«Il ne peut y avoir de solution sincère et durable au défi de la crise écologique (…) sans donner la priorité à la solidarité et au service», affirment le pape et le patriarche œcuménique dans leur message commun de la Journée mondiale de prière pour la création qui se déroule vendredi 1er septembre.

Dans un message commun publié à l’occasion de la Journée mondiale de prière pour la création, le vendredi 1er septembre, le pape François et le patriarche Bartholomeos Ier de Constantinople s’élèvent contre les conséquences « tragiques et durables » que le « délabrement moral » cause aux environnements humain et naturel.

Dans leur message, les deux principaux responsables chrétiens soulignent, en effet, que l’histoire du monde « révèle la situation d’un délabrement moral où notre attitude et notre comportement envers la création obscurcissent notre vocation de coopérateurs de Dieu ».

« Notre propension à rompre les écosystèmes fragiles et délicats du monde, notre désir insatiable de manipuler et de contrôler les ressources limitées de la planète, et notre avidité pour des profits illimités des marchés…) nous a éloignés du but originel de la création, mettent-ils notamment en garde. Nous ne respectons plus la nature comme un don partagé ; nous la regardons plutôt comme une grande possession privée.
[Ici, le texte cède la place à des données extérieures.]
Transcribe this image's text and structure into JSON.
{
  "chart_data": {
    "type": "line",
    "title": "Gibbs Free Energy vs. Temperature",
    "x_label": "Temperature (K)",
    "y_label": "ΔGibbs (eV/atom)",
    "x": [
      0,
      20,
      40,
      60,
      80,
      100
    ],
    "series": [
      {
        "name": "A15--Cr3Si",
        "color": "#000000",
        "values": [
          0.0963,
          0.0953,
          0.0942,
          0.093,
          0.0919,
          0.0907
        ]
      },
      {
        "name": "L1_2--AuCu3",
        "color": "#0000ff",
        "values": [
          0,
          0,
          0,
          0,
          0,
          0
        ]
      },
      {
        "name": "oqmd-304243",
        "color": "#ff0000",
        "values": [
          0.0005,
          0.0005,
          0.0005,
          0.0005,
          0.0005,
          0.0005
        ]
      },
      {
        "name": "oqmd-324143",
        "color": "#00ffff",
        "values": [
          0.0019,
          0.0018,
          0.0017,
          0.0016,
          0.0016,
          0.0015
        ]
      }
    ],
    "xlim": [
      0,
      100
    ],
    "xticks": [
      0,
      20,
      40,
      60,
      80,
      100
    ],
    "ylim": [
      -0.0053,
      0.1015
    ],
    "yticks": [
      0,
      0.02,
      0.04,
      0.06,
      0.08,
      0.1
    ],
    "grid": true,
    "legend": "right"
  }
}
Nous ne nous associons plus à la nature dans le but de la maintenir ; nous dominons plutôt sur elle pour qu’elle soutienne nos propres constructions. »
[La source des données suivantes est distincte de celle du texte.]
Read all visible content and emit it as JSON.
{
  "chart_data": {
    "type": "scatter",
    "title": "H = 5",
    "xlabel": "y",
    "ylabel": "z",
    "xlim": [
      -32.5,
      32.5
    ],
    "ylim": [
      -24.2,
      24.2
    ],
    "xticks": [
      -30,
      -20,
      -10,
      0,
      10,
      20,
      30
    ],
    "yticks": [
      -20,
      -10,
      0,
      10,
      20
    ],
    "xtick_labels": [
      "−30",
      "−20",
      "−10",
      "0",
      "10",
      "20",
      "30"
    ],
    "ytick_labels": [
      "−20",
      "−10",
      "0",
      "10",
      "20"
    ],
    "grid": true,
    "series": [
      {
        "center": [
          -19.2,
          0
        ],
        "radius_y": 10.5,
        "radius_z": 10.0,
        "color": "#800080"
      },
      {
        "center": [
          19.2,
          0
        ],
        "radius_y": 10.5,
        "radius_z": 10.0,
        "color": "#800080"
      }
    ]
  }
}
«Invitation à toute l’humanité à travailler pour le développement durable et intégral»

« Les conséquences de cette nouvelle vision du monde sont tragiques et durables »,relèvent François et Bartholomeos, pour qui « l’environnement humain et l’environnement naturel sont détériorés ensemble ».
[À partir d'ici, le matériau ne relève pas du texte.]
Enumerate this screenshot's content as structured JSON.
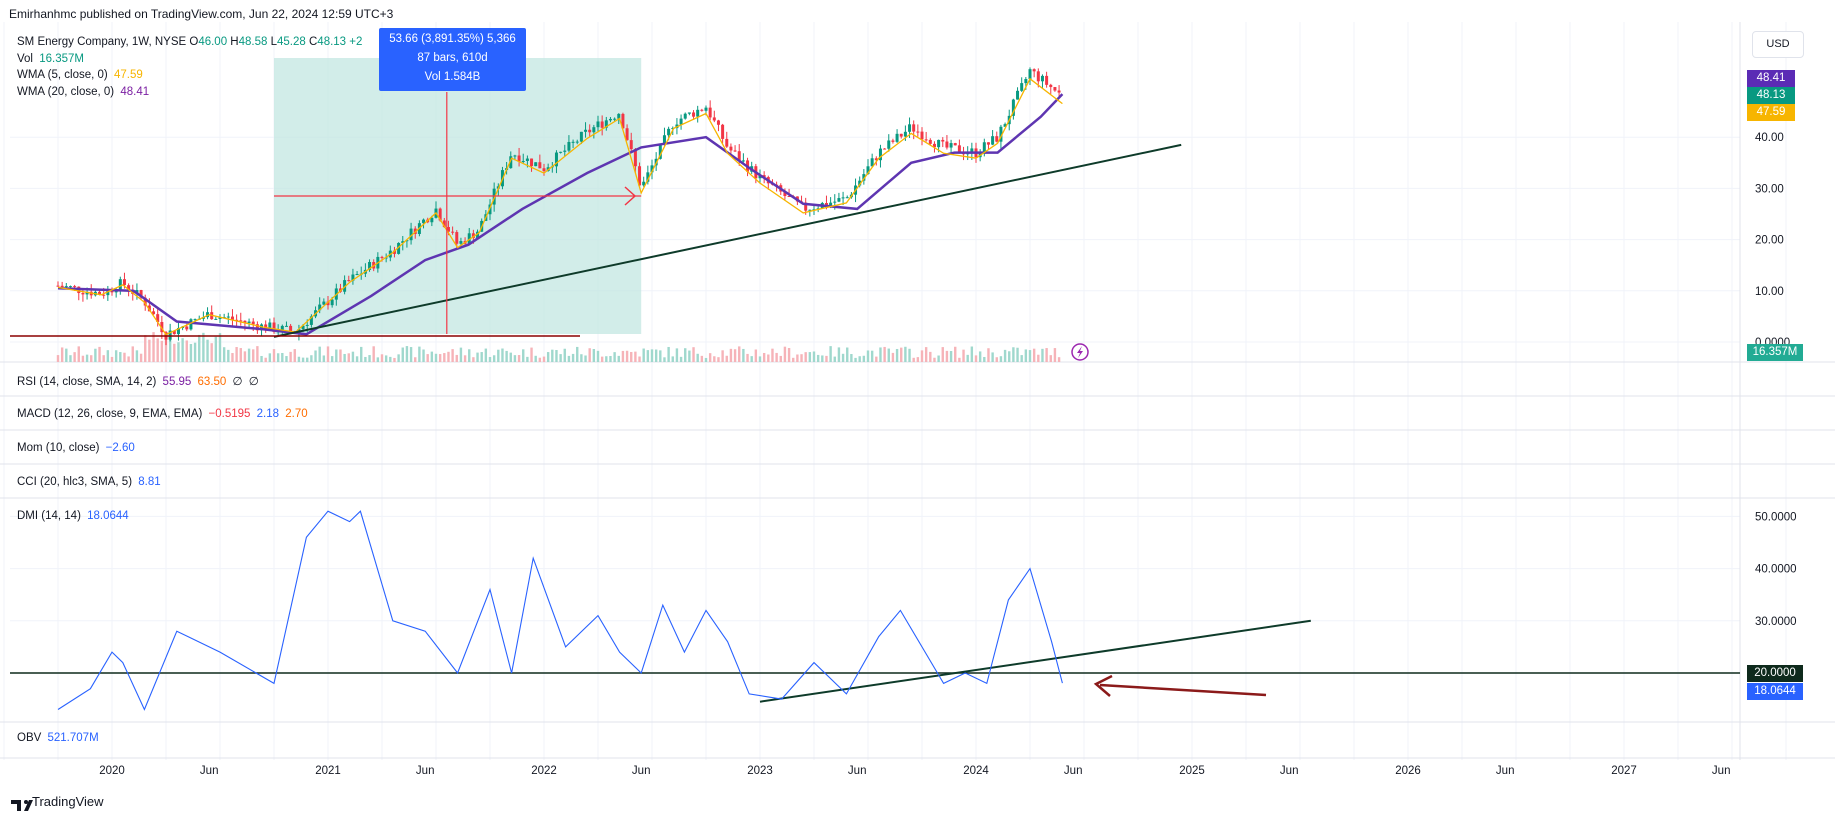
{
  "header": {
    "published": "Emirhanhmc published on TradingView.com, Jun 22, 2024 12:59 UTC+3"
  },
  "symbol": {
    "name": "SM Energy Company, 1W, NYSE",
    "open_label": "O",
    "open": "46.00",
    "high_label": "H",
    "high": "48.58",
    "low_label": "L",
    "low": "45.28",
    "close_label": "C",
    "close": "48.13",
    "change": "+2"
  },
  "indicators": {
    "vol_label": "Vol",
    "vol_value": "16.357M",
    "wma5_label": "WMA (5, close, 0)",
    "wma5_value": "47.59",
    "wma20_label": "WMA (20, close, 0)",
    "wma20_value": "48.41",
    "rsi_label": "RSI (14, close, SMA, 14, 2)",
    "rsi_v1": "55.95",
    "rsi_v2": "63.50",
    "rsi_v3": "∅",
    "rsi_v4": "∅",
    "macd_label": "MACD (12, 26, close, 9, EMA, EMA)",
    "macd_v1": "−0.5195",
    "macd_v2": "2.18",
    "macd_v3": "2.70",
    "mom_label": "Mom (10, close)",
    "mom_value": "−2.60",
    "cci_label": "CCI (20, hlc3, SMA, 5)",
    "cci_value": "8.81",
    "dmi_label": "DMI (14, 14)",
    "dmi_value": "18.0644",
    "obv_label": "OBV",
    "obv_value": "521.707M"
  },
  "currency": "USD",
  "measure_tooltip": {
    "line1": "53.66 (3,891.35%) 5,366",
    "line2": "87 bars, 610d",
    "line3": "Vol 1.584B"
  },
  "price_badges": [
    {
      "value": "48.41",
      "color": "#5b2bb5"
    },
    {
      "value": "48.13",
      "color": "#089981"
    },
    {
      "value": "47.59",
      "color": "#f7b500"
    },
    {
      "value": "16.357M",
      "color": "#22ab94"
    }
  ],
  "dmi_badges": [
    {
      "value": "20.0000",
      "color": "#0e2a1c"
    },
    {
      "value": "18.0644",
      "color": "#2962ff"
    }
  ],
  "footer": {
    "brand": "TradingView"
  },
  "chart_data": [
    {
      "type": "candlestick",
      "title": "SM Energy Company, 1W, NYSE",
      "y_ticks": [
        "40.00",
        "30.00",
        "20.00",
        "10.00",
        "0.0000"
      ],
      "ylim": [
        0,
        48.5
      ],
      "x_ticks": [
        "2020",
        "Jun",
        "2021",
        "Jun",
        "2022",
        "Jun",
        "2023",
        "Jun",
        "2024",
        "Jun",
        "2025",
        "Jun",
        "2026",
        "Jun",
        "2027",
        "Jun"
      ],
      "price_path": [
        [
          2019.75,
          11
        ],
        [
          2019.95,
          9.5
        ],
        [
          2020.05,
          11.5
        ],
        [
          2020.15,
          8
        ],
        [
          2020.25,
          1.5
        ],
        [
          2020.45,
          5.5
        ],
        [
          2020.7,
          3
        ],
        [
          2020.85,
          2
        ],
        [
          2020.95,
          6
        ],
        [
          2021.1,
          12
        ],
        [
          2021.3,
          18
        ],
        [
          2021.5,
          26
        ],
        [
          2021.6,
          19
        ],
        [
          2021.7,
          22
        ],
        [
          2021.85,
          37
        ],
        [
          2022.0,
          34
        ],
        [
          2022.2,
          41
        ],
        [
          2022.35,
          45
        ],
        [
          2022.45,
          30
        ],
        [
          2022.6,
          43
        ],
        [
          2022.75,
          46
        ],
        [
          2022.85,
          38
        ],
        [
          2023.0,
          32
        ],
        [
          2023.2,
          26
        ],
        [
          2023.4,
          28
        ],
        [
          2023.55,
          37
        ],
        [
          2023.7,
          42
        ],
        [
          2023.85,
          38
        ],
        [
          2024.0,
          37
        ],
        [
          2024.1,
          40
        ],
        [
          2024.25,
          53
        ],
        [
          2024.4,
          48
        ]
      ],
      "wma20_path": [
        [
          2019.75,
          10.5
        ],
        [
          2020.1,
          10
        ],
        [
          2020.3,
          4
        ],
        [
          2020.7,
          2.5
        ],
        [
          2020.9,
          1.5
        ],
        [
          2021.2,
          9
        ],
        [
          2021.45,
          16
        ],
        [
          2021.65,
          19
        ],
        [
          2021.9,
          26
        ],
        [
          2022.2,
          33
        ],
        [
          2022.45,
          38
        ],
        [
          2022.75,
          40
        ],
        [
          2022.95,
          34
        ],
        [
          2023.2,
          27
        ],
        [
          2023.45,
          26
        ],
        [
          2023.7,
          35
        ],
        [
          2023.9,
          37
        ],
        [
          2024.1,
          37
        ],
        [
          2024.3,
          44
        ],
        [
          2024.4,
          48.41
        ]
      ],
      "volume_note": "Vol 16.357M"
    },
    {
      "type": "line",
      "title": "DMI (14, 14)",
      "y_ticks": [
        "50.0000",
        "40.0000",
        "30.0000"
      ],
      "ylim": [
        13,
        51
      ],
      "reference_level": 20,
      "series": [
        {
          "name": "DMI (14, 14)",
          "color": "#2962ff",
          "values": [
            [
              2019.75,
              13
            ],
            [
              2019.9,
              17
            ],
            [
              2020.0,
              24
            ],
            [
              2020.05,
              22
            ],
            [
              2020.15,
              13
            ],
            [
              2020.3,
              28
            ],
            [
              2020.5,
              24
            ],
            [
              2020.75,
              18
            ],
            [
              2020.9,
              46
            ],
            [
              2021.0,
              51
            ],
            [
              2021.1,
              49
            ],
            [
              2021.15,
              51
            ],
            [
              2021.3,
              30
            ],
            [
              2021.45,
              28
            ],
            [
              2021.6,
              20
            ],
            [
              2021.75,
              36
            ],
            [
              2021.85,
              20
            ],
            [
              2021.95,
              42
            ],
            [
              2022.1,
              25
            ],
            [
              2022.25,
              31
            ],
            [
              2022.35,
              24
            ],
            [
              2022.45,
              20
            ],
            [
              2022.55,
              33
            ],
            [
              2022.65,
              24
            ],
            [
              2022.75,
              32
            ],
            [
              2022.85,
              26
            ],
            [
              2022.95,
              16
            ],
            [
              2023.1,
              15
            ],
            [
              2023.25,
              22
            ],
            [
              2023.4,
              16
            ],
            [
              2023.55,
              27
            ],
            [
              2023.65,
              32
            ],
            [
              2023.75,
              25
            ],
            [
              2023.85,
              18
            ],
            [
              2023.95,
              20
            ],
            [
              2024.05,
              18
            ],
            [
              2024.15,
              34
            ],
            [
              2024.25,
              40
            ],
            [
              2024.35,
              26
            ],
            [
              2024.4,
              18.06
            ]
          ]
        }
      ]
    }
  ]
}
Or, insistent-ils, « cette détérioration de la planète pèse sur les plus vulnérables de ses habitants », les conséquences du changement climatique touchant « d’abord et surtout, ceux qui vivent dans la pauvreté dans tous les coins du globe ».

Conscients que « l’appel urgent et le défi de sauvegarder la création sont une invitation à toute l’humanité à travailler pour le développement durable et intégral », le pape et le patriarche invitent donc chacun à participer à cette Journée de prière pour la création instituée en 1989 dans le Patriarcat de Constantinople et en 2015 dans l’Église catholique.

« Nous savons que notre effort est vain si le Seigneur n’est pas à nos côtés, si la prière n’est pas au centre de notre réflexion et de notre célébration », relèvent-ils en effet. Ils affirment qu’« un objectif de notre prière est de changer notre manière de percevoir le monde afin de changer notre relation avec le monde » et appellent à « embrasser une simplicité et une solidarité plus grandes dans nos vies ».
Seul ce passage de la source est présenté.